The local_cpw xlat has access to two variables:

  • MS-CHAP-New-NT-Password - the new value of Password.NT

  • MS-CHAP-New-Cleartext-PAssword - the new value of Password.Cleartext

    This allows you to do things like
    1. update via

SQL local_cpw = %sql("update radcheck set value='%{MS-CHAP-New-NT-Password}' where username=%{User-Name} and attribute=’Password.NT'")

Or:

  1. update via exec/script

local_cpw = `%exec('/my/script', %{User-Name}, %{MS-CHAP-New-Cleartext-Password})`
Wherever possible, you should use MS-CHAP-New-NT-Password. The reason is that cleartext passwords have undergone unicode transformation from the client encoding (utf-16) to the server encoding (utf-8) and the current code does this in a very ad-hoc way. The reverse transformation is also not done - when the server reads Password.Cleartext out of files/database, it assumes US-ASCII and thus international characters will fail.

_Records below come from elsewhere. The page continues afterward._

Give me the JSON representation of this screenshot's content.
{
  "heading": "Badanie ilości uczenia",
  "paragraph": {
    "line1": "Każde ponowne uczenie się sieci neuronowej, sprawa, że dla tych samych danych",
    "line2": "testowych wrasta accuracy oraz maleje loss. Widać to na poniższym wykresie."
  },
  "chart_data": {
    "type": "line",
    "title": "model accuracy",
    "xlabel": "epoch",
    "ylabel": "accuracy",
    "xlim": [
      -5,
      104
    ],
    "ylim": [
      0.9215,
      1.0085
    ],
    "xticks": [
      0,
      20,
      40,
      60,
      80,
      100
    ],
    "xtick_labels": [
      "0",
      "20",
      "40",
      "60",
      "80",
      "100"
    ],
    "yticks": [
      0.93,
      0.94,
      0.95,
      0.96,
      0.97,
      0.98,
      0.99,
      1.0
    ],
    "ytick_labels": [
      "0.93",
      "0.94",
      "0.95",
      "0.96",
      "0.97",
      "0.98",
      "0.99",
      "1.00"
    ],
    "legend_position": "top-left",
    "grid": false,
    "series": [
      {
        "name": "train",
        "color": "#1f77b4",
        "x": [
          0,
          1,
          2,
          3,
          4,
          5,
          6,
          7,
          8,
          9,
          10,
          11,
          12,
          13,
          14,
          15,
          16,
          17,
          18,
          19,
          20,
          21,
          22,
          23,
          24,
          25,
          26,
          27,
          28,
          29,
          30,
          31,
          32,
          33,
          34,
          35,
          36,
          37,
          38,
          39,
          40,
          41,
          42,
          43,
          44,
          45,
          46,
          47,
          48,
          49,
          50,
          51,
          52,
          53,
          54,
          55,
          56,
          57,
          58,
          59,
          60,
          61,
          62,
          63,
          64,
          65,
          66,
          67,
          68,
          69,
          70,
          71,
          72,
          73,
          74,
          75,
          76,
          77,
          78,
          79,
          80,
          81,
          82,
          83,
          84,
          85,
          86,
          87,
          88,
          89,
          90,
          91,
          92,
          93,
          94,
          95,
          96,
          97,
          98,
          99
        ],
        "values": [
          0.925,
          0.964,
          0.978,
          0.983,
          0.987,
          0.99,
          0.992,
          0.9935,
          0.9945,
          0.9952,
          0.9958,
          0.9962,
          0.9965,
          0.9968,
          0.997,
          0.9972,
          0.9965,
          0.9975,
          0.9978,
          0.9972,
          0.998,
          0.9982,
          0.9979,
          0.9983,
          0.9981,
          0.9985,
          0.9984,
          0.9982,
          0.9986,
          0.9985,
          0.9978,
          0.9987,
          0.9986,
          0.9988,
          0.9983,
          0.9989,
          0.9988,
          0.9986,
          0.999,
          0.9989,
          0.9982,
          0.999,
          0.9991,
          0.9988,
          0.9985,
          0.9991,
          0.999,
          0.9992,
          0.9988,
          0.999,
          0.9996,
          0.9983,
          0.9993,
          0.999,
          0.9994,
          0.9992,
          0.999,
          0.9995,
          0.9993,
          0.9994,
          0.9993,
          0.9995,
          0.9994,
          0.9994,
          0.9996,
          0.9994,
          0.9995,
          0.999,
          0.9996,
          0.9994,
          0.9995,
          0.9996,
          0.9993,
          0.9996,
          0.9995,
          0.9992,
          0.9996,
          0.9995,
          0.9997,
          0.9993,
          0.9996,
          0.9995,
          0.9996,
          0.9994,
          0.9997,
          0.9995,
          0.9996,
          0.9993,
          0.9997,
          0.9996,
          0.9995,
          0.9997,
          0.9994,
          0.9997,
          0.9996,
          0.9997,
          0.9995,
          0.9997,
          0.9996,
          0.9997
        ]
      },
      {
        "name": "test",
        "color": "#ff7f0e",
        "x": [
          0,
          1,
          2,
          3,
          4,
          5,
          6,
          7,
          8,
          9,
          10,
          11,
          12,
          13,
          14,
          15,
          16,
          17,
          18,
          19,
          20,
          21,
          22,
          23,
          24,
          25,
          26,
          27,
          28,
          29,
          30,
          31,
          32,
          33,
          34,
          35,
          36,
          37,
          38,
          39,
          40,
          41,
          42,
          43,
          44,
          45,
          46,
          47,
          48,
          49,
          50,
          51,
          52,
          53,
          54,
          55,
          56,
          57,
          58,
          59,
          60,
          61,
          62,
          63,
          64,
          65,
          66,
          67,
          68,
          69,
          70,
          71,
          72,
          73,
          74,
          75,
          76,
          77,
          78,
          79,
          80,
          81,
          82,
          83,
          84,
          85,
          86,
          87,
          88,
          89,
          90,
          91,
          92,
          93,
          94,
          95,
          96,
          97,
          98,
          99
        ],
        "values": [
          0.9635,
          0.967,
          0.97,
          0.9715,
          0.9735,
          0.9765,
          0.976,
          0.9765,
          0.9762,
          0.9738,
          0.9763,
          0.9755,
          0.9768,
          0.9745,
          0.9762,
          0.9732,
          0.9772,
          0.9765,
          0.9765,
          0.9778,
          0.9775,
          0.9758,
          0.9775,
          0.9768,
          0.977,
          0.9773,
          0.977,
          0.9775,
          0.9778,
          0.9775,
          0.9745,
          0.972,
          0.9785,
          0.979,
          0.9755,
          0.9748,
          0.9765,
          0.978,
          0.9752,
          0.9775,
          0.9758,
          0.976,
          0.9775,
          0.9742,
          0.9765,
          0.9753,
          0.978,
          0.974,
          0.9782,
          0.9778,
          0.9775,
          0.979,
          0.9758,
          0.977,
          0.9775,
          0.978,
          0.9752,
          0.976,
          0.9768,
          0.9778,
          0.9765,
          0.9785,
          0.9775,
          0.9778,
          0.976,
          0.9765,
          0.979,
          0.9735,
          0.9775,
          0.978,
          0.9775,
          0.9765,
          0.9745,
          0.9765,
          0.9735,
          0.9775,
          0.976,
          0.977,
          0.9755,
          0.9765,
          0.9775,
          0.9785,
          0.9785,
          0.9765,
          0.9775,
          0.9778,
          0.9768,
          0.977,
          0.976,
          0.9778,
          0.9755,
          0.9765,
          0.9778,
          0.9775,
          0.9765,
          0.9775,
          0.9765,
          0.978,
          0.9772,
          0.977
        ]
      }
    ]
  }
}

N.B. this could be fixed, if we wanted to pull in something like iconv.

In addition, you should beware of Password.Cleartext when using SQL; any password character not in safe_characters will be encoded as a hex number, e.g. =20.

Password changes over EAP

You must set the following in eap.conf
eap {
  mschapv2 {
    send_error = yes
  }
}

Otherwise password changes for PEAP/MSCHAPv2 will not work.